DariusAf / MesoNet

"MesoNet: a Compact Facial Video Forgery Detection Network" (D. Afchar, V. Nozick) - IEEE WIFS 2018
Apache License 2.0
251 stars 112 forks source link

How the data is loaded #4

Closed chinmay5 closed 5 years ago

chinmay5 commented 5 years ago

For the training, how was the data loaded? I am especially interested in the part where the architecture works for 2D images so if the pre-processed version of Face2Face is having 300 frames per video(assume), then how is the network tackling that. Are you stacking so many images together one on top of other to create a sort of "voxel"? Any help shall be highly appreciated.

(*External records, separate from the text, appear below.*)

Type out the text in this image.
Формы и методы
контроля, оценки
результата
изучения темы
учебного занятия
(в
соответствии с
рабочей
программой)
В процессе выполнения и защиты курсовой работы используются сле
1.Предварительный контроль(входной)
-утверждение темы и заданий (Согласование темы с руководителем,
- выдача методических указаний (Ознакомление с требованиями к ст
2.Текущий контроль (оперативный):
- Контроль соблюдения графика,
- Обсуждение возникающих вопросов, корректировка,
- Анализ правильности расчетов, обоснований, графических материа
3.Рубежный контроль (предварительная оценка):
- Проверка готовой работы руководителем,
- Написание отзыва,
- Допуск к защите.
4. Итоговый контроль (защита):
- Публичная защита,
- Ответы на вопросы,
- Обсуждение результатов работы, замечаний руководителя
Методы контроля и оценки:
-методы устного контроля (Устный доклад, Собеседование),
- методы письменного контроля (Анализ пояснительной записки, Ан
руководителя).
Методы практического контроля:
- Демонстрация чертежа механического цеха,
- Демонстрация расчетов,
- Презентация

DariusAf commented 5 years ago

I am not sure to understand your question. The network takes as an input 2D images of size 256 x 256 x 3 and predicts if it is forged (0) or a real image (1). So, we train on a per-frame basis, so we don't have to worry about video lengths. Then, for testing, as described in the paper, the idea to is to take an average of those predictions over the video to get the final video prediction measure.

chinmay5 commented 5 years ago

Thanks @DariusAf for the response. Actually I am more familiar with PyTorch wherein DataLoader needs to be written for reading images. So, if I understand it right, say you have 50 frames for a video based on the pre-processing pipeline, you load all these 50 and consider all 50 as being a real/fake image and update weights of the network accordingly and hence the number of frames do not remain relevant.... Please correct me if I am wrong

DariusAf commented 5 years ago

Ok, now I have understood your question. No, we do not specifically train the network taking into consideration this mean prediction for video, that is just for the validation and usage. In the dataset I have just sent you, you will see that we have extracted roughly 30 frames for each face and illumination configuration. We train using a ImageDataGenerator, which is the equivalent of the DataLoader in torch.

Specifically, here is the code for the generator :

dataGenerator = ImageDataGenerator(
        rescale=1./255,
        zoom_range=0.2,
        rotation_range=15,
        brightness_range=(0.8, 1.2),
        channel_shift_range=30,
        horizontal_flip=True,
        validation_split=0.15)

generator = dataGenerator.flow_from_directory(
        'database_deepfake',
        target_size=(256, 256),
        batch_size=64,
        class_mode='binary',
        subset='training')

Then you train using

        for x_batch, y_batch in generator:
            loss = model.fit(x_batch, y_batch)
[...]

Hope that helps.